Creating User Interface Elements with Canvas or SVG

This topic compares how to use Canvas and SVG to develop an interactive pushbutton for use on a webpage.

Programming Simple Games Using Canvas or SVG

This section compares how to use Canvas and SVG to create a simple arcade game that can run in a webpage.

Creating Maps Using Canvas or SVG

This topic compares how to use Canvas and SVG to create interactive maps that can be displayed on a webpage.


Windows Internet Explorer 9 provides Canvas and SVG to create fast, lightweight graphics in a webpage. This tutorial compares three key programming features of Canvas and SVG: user interfaces, games, and mapping. The purpose of this comparison is to demonstrate the different programming techniques of these features so you can choose which graphics system will work best for your web graphic needs. Six stand-alone annotated code samples have been provided that show the similarities and differences in greater detail.

The major similarities between Canvas and SVG are: they are both effective graphics tools that can be used to create fast, lightweight graphics that display in web pages, they each use JavaScript and HTML, and they both follow a W3C (World Wide Web Consortium) standard.
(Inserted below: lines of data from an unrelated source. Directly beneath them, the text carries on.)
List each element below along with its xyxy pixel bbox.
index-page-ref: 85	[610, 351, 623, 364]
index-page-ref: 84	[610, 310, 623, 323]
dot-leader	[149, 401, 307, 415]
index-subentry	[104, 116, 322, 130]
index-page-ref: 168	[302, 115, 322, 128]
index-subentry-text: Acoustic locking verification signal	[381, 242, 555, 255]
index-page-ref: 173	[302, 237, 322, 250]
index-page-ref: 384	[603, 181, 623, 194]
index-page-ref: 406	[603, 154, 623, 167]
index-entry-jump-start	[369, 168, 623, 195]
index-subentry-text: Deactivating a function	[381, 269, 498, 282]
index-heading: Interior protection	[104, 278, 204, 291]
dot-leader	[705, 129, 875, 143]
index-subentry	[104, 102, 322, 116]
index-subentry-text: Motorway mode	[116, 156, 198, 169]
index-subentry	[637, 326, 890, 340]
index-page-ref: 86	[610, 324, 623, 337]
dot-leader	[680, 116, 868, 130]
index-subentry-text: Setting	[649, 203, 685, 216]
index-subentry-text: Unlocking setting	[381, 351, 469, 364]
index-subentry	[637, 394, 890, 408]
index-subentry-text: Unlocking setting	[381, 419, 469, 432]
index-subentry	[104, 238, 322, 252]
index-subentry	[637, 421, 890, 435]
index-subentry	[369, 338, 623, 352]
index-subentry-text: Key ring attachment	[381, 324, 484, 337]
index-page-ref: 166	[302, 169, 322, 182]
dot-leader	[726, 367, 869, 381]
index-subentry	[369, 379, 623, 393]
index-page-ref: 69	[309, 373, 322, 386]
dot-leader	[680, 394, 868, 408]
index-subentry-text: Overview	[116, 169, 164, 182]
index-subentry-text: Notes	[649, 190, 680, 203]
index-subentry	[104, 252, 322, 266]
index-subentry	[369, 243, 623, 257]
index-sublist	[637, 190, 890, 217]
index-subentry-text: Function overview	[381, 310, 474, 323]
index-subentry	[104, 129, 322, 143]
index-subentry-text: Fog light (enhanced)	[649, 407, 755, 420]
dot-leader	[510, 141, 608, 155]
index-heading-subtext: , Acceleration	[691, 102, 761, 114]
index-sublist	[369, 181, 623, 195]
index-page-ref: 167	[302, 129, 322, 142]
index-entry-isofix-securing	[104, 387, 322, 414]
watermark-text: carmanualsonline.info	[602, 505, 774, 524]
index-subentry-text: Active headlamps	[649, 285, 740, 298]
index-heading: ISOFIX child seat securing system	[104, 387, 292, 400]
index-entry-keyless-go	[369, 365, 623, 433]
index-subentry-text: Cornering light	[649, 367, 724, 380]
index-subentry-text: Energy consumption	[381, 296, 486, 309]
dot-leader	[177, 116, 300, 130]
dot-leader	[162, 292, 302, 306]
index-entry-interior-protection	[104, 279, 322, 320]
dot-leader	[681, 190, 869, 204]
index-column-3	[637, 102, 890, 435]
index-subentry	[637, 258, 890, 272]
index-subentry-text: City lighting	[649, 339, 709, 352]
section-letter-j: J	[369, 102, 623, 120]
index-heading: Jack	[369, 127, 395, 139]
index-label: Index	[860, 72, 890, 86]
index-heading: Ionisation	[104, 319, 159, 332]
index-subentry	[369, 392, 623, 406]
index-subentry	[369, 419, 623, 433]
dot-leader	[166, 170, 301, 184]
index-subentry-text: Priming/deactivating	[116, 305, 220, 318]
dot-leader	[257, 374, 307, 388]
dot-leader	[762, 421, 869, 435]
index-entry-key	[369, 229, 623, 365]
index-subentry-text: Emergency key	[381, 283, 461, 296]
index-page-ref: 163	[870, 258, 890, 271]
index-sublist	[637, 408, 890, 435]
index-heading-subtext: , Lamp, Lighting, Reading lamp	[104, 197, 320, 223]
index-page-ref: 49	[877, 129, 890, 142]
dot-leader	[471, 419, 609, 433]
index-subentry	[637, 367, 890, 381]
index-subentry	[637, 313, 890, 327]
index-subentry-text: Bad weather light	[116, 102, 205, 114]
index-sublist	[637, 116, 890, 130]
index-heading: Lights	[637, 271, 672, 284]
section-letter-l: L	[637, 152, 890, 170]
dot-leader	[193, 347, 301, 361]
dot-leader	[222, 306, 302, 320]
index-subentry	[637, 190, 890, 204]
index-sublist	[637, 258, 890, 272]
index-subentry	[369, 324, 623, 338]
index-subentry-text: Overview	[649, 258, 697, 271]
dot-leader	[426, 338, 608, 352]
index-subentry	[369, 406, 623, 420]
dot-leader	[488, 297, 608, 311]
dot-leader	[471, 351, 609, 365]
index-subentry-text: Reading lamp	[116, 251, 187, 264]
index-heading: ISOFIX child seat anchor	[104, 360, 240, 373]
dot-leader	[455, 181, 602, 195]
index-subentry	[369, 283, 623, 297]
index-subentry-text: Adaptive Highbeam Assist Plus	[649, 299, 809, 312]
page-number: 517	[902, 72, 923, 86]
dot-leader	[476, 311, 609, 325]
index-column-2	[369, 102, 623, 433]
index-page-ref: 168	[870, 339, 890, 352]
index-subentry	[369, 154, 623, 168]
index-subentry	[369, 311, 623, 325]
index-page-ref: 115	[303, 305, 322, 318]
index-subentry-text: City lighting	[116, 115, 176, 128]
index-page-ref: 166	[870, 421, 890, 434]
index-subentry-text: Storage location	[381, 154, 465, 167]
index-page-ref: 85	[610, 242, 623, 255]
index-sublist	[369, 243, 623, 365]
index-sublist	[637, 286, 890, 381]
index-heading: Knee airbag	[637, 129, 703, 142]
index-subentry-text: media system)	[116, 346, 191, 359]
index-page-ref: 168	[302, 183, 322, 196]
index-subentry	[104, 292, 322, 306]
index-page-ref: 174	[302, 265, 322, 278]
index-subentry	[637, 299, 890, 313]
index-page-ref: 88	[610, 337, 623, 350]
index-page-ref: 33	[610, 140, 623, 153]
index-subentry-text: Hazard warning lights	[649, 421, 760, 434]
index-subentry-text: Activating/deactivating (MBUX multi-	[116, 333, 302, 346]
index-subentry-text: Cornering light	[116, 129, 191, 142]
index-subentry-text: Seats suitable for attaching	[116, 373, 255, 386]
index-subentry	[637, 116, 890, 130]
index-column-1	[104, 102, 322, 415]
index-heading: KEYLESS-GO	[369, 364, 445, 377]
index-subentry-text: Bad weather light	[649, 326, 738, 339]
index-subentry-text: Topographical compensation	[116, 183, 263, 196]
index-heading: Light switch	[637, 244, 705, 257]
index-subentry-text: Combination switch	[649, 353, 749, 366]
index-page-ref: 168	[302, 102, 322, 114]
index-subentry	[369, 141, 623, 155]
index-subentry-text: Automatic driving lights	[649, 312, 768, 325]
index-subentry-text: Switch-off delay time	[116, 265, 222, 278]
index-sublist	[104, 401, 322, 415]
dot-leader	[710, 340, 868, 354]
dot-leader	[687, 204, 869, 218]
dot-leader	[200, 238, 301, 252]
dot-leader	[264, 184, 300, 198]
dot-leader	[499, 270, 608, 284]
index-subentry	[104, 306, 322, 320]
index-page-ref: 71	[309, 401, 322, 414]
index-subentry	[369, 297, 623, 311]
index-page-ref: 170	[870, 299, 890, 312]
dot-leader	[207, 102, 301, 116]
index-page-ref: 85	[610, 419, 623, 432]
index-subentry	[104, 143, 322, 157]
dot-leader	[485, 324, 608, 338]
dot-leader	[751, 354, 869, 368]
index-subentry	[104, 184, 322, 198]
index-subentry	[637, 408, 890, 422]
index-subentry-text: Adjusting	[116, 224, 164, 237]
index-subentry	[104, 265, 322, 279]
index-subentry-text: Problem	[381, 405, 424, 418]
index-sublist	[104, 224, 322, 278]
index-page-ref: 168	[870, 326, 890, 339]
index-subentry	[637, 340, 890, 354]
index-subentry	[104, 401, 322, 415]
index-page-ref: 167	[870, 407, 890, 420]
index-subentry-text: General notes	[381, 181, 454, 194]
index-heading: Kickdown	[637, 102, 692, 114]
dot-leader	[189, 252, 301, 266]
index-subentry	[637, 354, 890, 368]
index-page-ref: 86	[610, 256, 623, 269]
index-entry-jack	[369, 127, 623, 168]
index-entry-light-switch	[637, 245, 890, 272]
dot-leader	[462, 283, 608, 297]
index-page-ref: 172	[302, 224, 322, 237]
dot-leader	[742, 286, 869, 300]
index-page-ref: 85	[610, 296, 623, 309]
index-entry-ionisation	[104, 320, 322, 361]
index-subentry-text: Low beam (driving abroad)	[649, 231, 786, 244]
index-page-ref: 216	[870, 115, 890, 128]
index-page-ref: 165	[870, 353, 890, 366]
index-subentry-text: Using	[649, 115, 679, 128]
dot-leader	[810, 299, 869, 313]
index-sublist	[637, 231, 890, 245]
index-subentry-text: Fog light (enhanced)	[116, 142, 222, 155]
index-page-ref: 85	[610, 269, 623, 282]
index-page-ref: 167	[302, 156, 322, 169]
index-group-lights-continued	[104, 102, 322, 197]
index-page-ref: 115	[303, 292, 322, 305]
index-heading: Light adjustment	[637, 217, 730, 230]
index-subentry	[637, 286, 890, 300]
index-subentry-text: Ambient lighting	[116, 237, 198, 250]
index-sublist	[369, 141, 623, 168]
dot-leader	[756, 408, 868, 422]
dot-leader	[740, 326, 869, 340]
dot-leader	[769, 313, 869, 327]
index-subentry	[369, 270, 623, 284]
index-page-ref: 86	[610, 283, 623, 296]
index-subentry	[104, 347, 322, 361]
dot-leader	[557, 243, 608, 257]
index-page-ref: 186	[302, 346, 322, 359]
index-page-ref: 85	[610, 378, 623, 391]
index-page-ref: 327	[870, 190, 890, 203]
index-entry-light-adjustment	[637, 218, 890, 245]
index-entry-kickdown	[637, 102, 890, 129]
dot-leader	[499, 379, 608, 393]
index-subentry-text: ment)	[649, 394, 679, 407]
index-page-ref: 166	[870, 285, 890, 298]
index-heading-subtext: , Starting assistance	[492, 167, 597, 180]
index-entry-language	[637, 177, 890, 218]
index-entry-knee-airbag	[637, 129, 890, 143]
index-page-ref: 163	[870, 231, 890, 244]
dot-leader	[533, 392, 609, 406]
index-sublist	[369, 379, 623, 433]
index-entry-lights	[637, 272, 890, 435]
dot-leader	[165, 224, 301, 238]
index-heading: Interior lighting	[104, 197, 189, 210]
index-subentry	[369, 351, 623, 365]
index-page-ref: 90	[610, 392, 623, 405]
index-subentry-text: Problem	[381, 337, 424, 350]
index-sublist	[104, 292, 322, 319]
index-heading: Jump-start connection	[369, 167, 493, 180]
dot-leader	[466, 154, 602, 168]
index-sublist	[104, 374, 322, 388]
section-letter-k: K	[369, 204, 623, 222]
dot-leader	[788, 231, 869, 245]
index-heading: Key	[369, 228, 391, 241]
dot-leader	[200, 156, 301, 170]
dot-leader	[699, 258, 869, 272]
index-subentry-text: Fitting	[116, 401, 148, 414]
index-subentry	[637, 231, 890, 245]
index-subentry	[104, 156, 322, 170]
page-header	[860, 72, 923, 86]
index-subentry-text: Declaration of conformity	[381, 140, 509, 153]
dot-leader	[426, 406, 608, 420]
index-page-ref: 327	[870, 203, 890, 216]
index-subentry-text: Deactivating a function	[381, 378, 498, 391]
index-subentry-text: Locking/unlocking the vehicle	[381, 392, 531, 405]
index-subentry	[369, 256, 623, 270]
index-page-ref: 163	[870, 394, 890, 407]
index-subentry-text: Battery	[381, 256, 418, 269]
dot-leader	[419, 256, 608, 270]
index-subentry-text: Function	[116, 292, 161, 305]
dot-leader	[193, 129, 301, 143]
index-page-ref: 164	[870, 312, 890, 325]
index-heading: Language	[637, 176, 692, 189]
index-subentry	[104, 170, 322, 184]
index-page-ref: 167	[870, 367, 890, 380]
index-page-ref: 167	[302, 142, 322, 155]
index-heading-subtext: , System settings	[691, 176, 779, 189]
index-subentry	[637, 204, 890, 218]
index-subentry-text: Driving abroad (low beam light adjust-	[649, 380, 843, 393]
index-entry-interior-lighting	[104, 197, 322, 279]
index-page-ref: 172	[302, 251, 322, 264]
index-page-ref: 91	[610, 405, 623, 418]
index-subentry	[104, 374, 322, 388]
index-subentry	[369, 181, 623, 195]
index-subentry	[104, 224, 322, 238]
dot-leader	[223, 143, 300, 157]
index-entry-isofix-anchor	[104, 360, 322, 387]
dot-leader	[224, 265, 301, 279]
The major differences between these two technologies are: Canvas is a pixel-based, immediate mode graphics system that works best with a smaller surface or a larger number of objects; SVG is a shape-based, retained mode graphics system that works better with a larger surface or a smaller number of objects. Canvas and SVG also differ in how they can be modified. Once a Canvas object is drawn, it cannot be modified by scripting and CSS. However, because SVG objects are part of the Document Object Model, they can be modified by scripting and CSS at any time.

This tutorial is divided into three topics. Each topic contains two stand-alone annotated code samples, a Canvas version and an SVG equivalent. The first topic explains the basic principles of creating a user interface button. The second topic shows how to develop a simple arcade game program. The third explains how both technologies create interactive graphic maps. These code samples are followed by a technical discussion and links to further information. The code has been written as simply as possible to make it easier to analyze the basic principles of Canvas and SVG, and to show how they are similar and where they differ.